O Canada did not play Wednesday night at the Canadian Tire Centre where the NHL game between Ottawa’s Senators and the Toronto Maple Leafs had been postponed. But it did ring out for Canada in Pittsburgh’s Consol Energy Center before the Penguins took on the Philadelphia Flyers.
Politicians of all stripes, often the bitterest of enemies, stood together and spoke words of support and unity.
On Wednesday, Canada and the world once again raised its voice against hatred, against tyranny and against terror. We stand for peace and we stand for freedom – the freedom to choose precisely how to live our lives and the peace of mind of knowing there are men and women out there defending that freedom.
Cpl. Cirillo was one of those men. Warrant Officer Patrice Vincent was another. He was killed in St-Jean-sur-Richelieu in another senseless act of violence on Sunday when a man inspired by the militant group ISIS ran him down with a car. Another two brave soldiers are currently in hospital, one shot in today’s attack and the other hit by the same car as Warrant Officer Vincent.

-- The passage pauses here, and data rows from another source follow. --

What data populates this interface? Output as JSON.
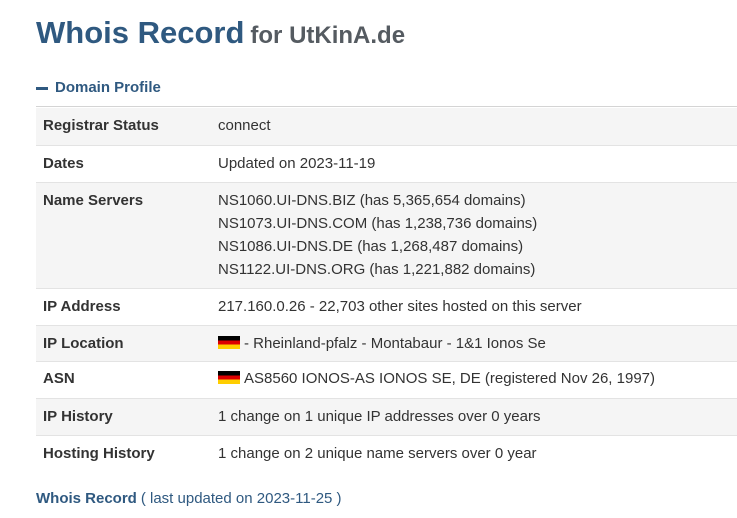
{
  "header": {
    "title_main": "Whois Record",
    "title_sub": "for UtKinA.de"
  },
  "section": {
    "label": "Domain Profile"
  },
  "rows": {
    "registrar_status": {
      "label": "Registrar Status",
      "value": "connect"
    },
    "dates": {
      "label": "Dates",
      "value": "Updated on 2023-11-19"
    },
    "name_servers": {
      "label": "Name Servers",
      "values": [
        "NS1060.UI-DNS.BIZ (has 5,365,654 domains)",
        "NS1073.UI-DNS.COM (has 1,238,736 domains)",
        "NS1086.UI-DNS.DE (has 1,268,487 domains)",
        "NS1122.UI-DNS.ORG (has 1,221,882 domains)"
      ]
    },
    "ip_address": {
      "label": "IP Address",
      "value": "217.160.0.26 - 22,703 other sites hosted on this server"
    },
    "ip_location": {
      "label": "IP Location",
      "value": "- Rheinland-pfalz - Montabaur - 1&1 Ionos Se",
      "flag_icon": "germany-flag-icon"
    },
    "asn": {
      "label": "ASN",
      "value": "AS8560 IONOS-AS IONOS SE, DE (registered Nov 26, 1997)",
      "flag_icon": "germany-flag-icon"
    },
    "ip_history": {
      "label": "IP History",
      "value": "1 change on 1 unique IP addresses over 0 years"
    },
    "hosting_history": {
      "label": "Hosting History",
      "value": "1 change on 2 unique name servers over 0 year"
    }
  },
  "footer": {
    "link": "Whois Record",
    "note": "( last updated on 2023-11-25 )"
  },
  "colors": {
    "heading_blue": "#2f5980",
    "subtitle_gray": "#555b61",
    "row_shade": "#f5f5f5"
  }
}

Cpl. Cirillo and Warrant Officer Vincent join the ranks of our militaries’ fallen – 158 from the Afghan conflict, 516 in the Korean War, 42,042 in World War II, between 57,000 and 67,000 in World War I and untold others pushed to suicide by the effects of post-traumatic stress disorder.
Alongside them also lie police officers, fire fighters, paramedics and private citizens – doctors, diplomats, aid workers, journalists and more – who stood up in the face of unparalleled hate and inconceivable violence.
On Wednesday, on Sunday and for uncounted days before, O Canada, they stood on guard for thee.
On Wednesday, on Sunday and for all days beyond, O Canada, we stand with them.